Profiles | Feb 18, 2021 | Gabelli School of Business
Stan Veliotis: I am the Gabelli School
“I am the Gabelli School” celebrates the people, moments, and events that provide us with pride and joy. Twice a month, we will feature a brief Q&A with a different member of the Gabelli School community, speaking in their own words about what the school means to them.
Since arriving as a faculty member at the Gabelli School in September 2007, Stan Veliotis, associate professor of accounting and taxation, has taught courses for accounting majors in the undergraduate program and, on occasion, offered tax courses for students in our MS programs.
How did you initially join the Gabelli School?
I graduated from Fordham Law three decades ago, and when I was thinking of where to teach after receiving my Ph.D. in 2007, my family and I weren’t sure if we wanted to move back to New York City after living in Connecticut. When the opportunity came up, I couldn’t resist being back at Fordham. I remember looking out the window during my interview, and it felt so good to see my old law school right across the plaza. We ultimately moved closer to the city so I could teach at the Gabelli School.
Before academia, it was difficult for me to find any time to mentor and guide the staff that were coming up behind me.
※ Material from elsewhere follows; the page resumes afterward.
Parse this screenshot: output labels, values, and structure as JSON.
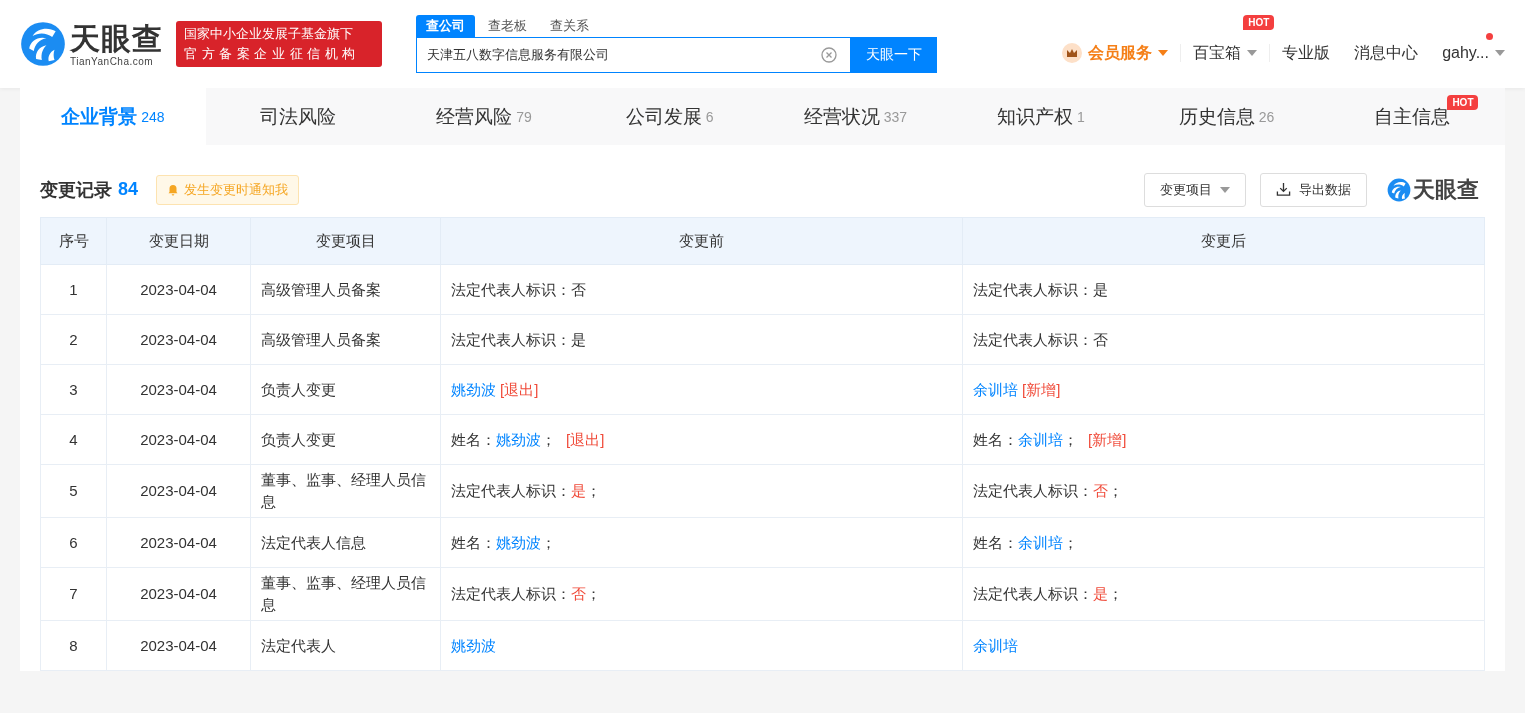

Since being here, I’ve loved working with young people – especially giving them career advice. I have such frequent opportunities to help students improve their chances of career success. I truly enjoy being asked for advice, even years after a student has graduated.
What makes the Gabelli School stand out among other business schools?
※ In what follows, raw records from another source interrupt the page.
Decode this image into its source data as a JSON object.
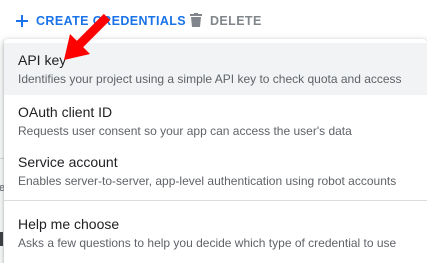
{
  "toolbar": {
    "create_label": "CREATE CREDENTIALS",
    "delete_label": "DELETE"
  },
  "menu": {
    "items": [
      {
        "title": "API key",
        "description": "Identifies your project using a simple API key to check quota and access",
        "highlighted": true
      },
      {
        "title": "OAuth client ID",
        "description": "Requests user consent so your app can access the user's data"
      },
      {
        "title": "Service account",
        "description": "Enables server-to-server, app-level authentication using robot accounts"
      },
      {
        "title": "Help me choose",
        "description": "Asks a few questions to help you decide which type of credential to use"
      }
    ]
  },
  "background": {
    "fragment_letter": "e"
  },
  "icons": {
    "create": "plus-icon",
    "delete": "trash-icon",
    "annotation": "red-arrow-icon"
  },
  "colors": {
    "accent": "#1a73e8",
    "muted_text": "#5f6368",
    "hover_bg": "#f1f3f4",
    "arrow": "#ff0000"
  }
}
Our students. So many of them are hard-working, and they pay great attention to detail. Many of my tax students go on to big consulting firms, and I know that a lot of their success comes from caring about deadlines and meeting client expectations. It’s often not rocket science; it stems from caring and putting in the time, and I think the Gabelli School is an environment that instills those values in each student.
If you could tell someone one thing about the Gabelli School community, what would it be?
I find myself consistently impressed by how loyal our alumni are. For example, in 2018 and 2019, I took students to visit business, academic, and cultural sites in Zurich and Athens. We had the chance to meet with so many influential and knowledgeable industry professionals at both locations, and students really got to see first-hand how accessible our alumni are. Our alumni were the ones who were instrumental in arranging many of these visits – they are really a powerful and impressive network of people around the globe that want to help us in our mission.
Which member of our community has inspired you the most?
Meghan Keough, BS’ 20, comes right to mind. She was one of our Honors Thesis students and she had a great topic – empirically exploring whether budgetary effects can explain a lack of presidential executive orders on substantive tax matters. Meghan became interested in this topic as she took my tax courses and after engaging in a tax competition, and she showed a natural talent for engaging prior research and writing her thesis.
When did you feel most proud to be a part of the Gabelli School?
I’m proud of every team we send to the annual tax competition that Deloitte sponsors. Each year we typically send two teams, and they often advance to compete at the national level. In the lead up to the 2020 competition, I knew that one of our teams, in particular, had a good shot to win it all. Even during rehearsals with myself and Prof. Kimberley LaMarque Orman, it was obvious that they knew their material like the palms of their hands and would be able to handle any last-minute questions the judges could throw at them. In the end, they won first prize at the nationals.